SHOW REVIEW

The Police made a fair cop at Friars...

Every little thing The Police do is magic. At least that was the unavoidable conclusion to be drawn from their marvellous concert at Friar's Aylesbury last week.

If The Police were sportsmen they would rightly be described as world class. But last week their performance was universe-class - really out of this world. It was the first of only two concerts in Britain this year and it was truly a privilege to be there.

What made The Police so good? Well for a start they maintained a tremendous pace throughout the one and a half hours of their set, and they established a rapport with the audience which was never likely to be lost.

The Police played the songs the fans wanted to hear, and to tell the truth the gig resembled a ''greatest hits'' event with only the occasional well known album track thrown in for good measure.
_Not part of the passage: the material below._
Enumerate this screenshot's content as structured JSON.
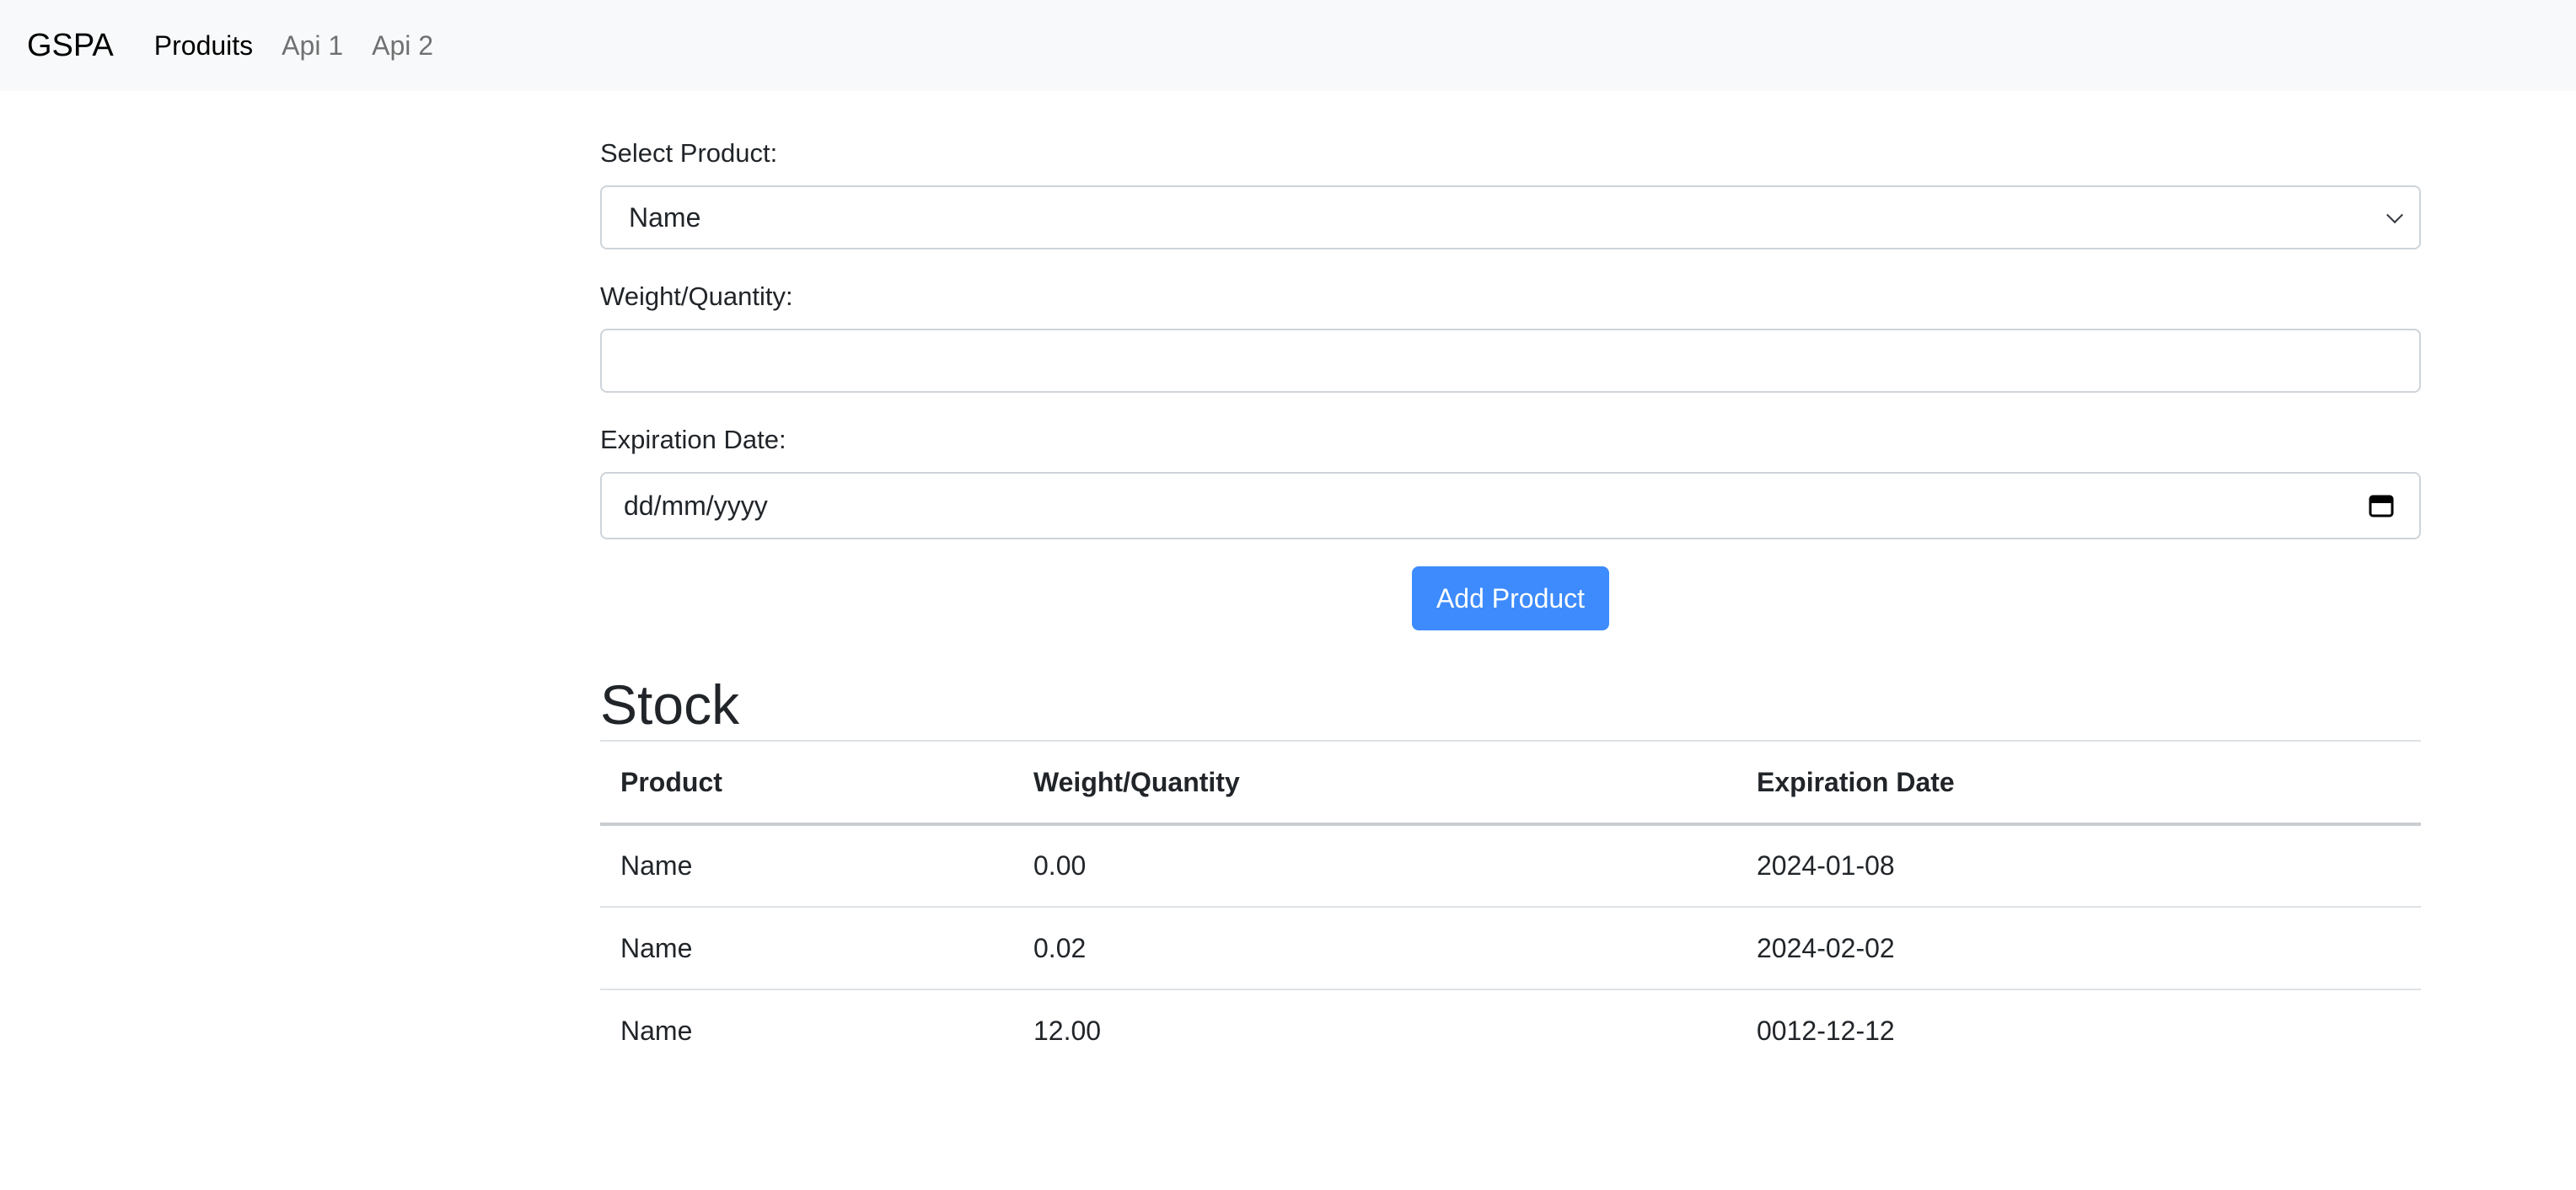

But nobody was the slightest bit worried about that.

The evening featured several high spots but perhaps the most memorable songs were the early hits. The last number before the encore, 'Roxanne', was as brilliant as you expected it to be. 'Message In A Bottle' and 'Can't Stand Losing You' were also performed with rare genius.

A growing trend among top groups is to use horn sections to augment their basic sound. The Police's three man horn section featuring two saxophones and a trumpet added a new dimension to the sound, and one can only hope they will be retained as a permanent fixture.
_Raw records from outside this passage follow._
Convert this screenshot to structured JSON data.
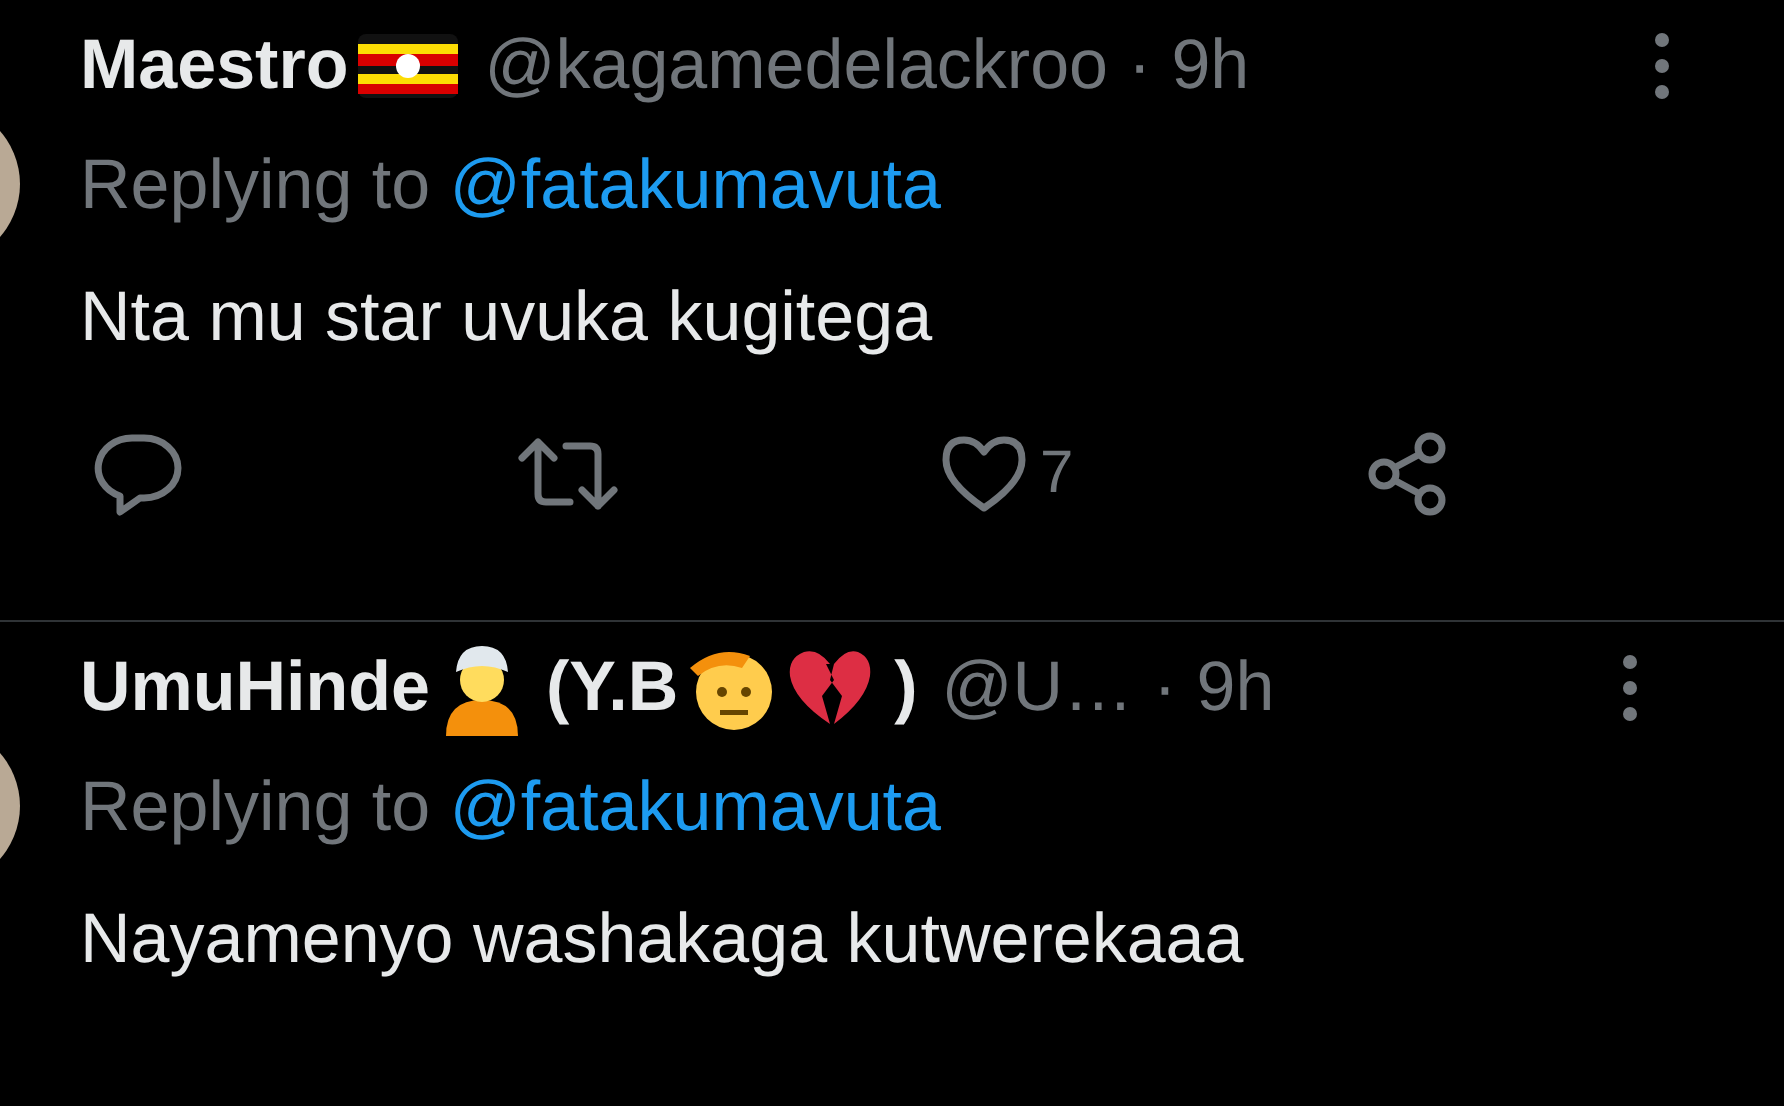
{
  "tweets": [
    {
      "name_parts": [
        {
          "kind": "text",
          "text": "Maestro"
        },
        {
          "kind": "flag"
        }
      ],
      "handle": "@kagamedelackroo",
      "separator": "·",
      "time": "9h",
      "replying_label": "Replying to",
      "replying_handle": "@fatakumavuta",
      "body": "Nta mu star uvuka kugitega",
      "actions": [
        {
          "kind": "reply"
        },
        {
          "kind": "retweet"
        },
        {
          "kind": "like",
          "count": "7"
        },
        {
          "kind": "share"
        }
      ]
    },
    {
      "name_parts": [
        {
          "kind": "text",
          "text": "UmuHinde"
        },
        {
          "kind": "person"
        },
        {
          "kind": "text",
          "text": "(Y.B"
        },
        {
          "kind": "salute"
        },
        {
          "kind": "broken_heart"
        },
        {
          "kind": "text",
          "text": ")"
        }
      ],
      "handle": "@U…",
      "separator": "·",
      "time": "9h",
      "replying_label": "Replying to",
      "replying_handle": "@fatakumavuta",
      "body": "Nayamenyo washakaga kutwerekaaa"
    }
  ]
}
The Police's main trio are of course classy musicians in their own right. Sting has a wide-ranging singing voice.

Last week he played a slender object with four strings that looked more like a yardstick than a bass guitar. He is a tremendous bass guitarist producing an almost infinite variety of sounds from his instrument while singing and dancing around the stage.

Stewart Copeland's energetic and impeccable drumming kept the whole sound together, while Andy Summers did his customary unobtrusive guitar work without looking the slightest bit ruffled.

The best thing about the concert was that the band seemed to enjoy it almost as much as the audience, basically because the size of the venue brought the two sides very close together. One can only hope that they arte prepared to take a drop in wages and return to Aylesbury as soon as possible.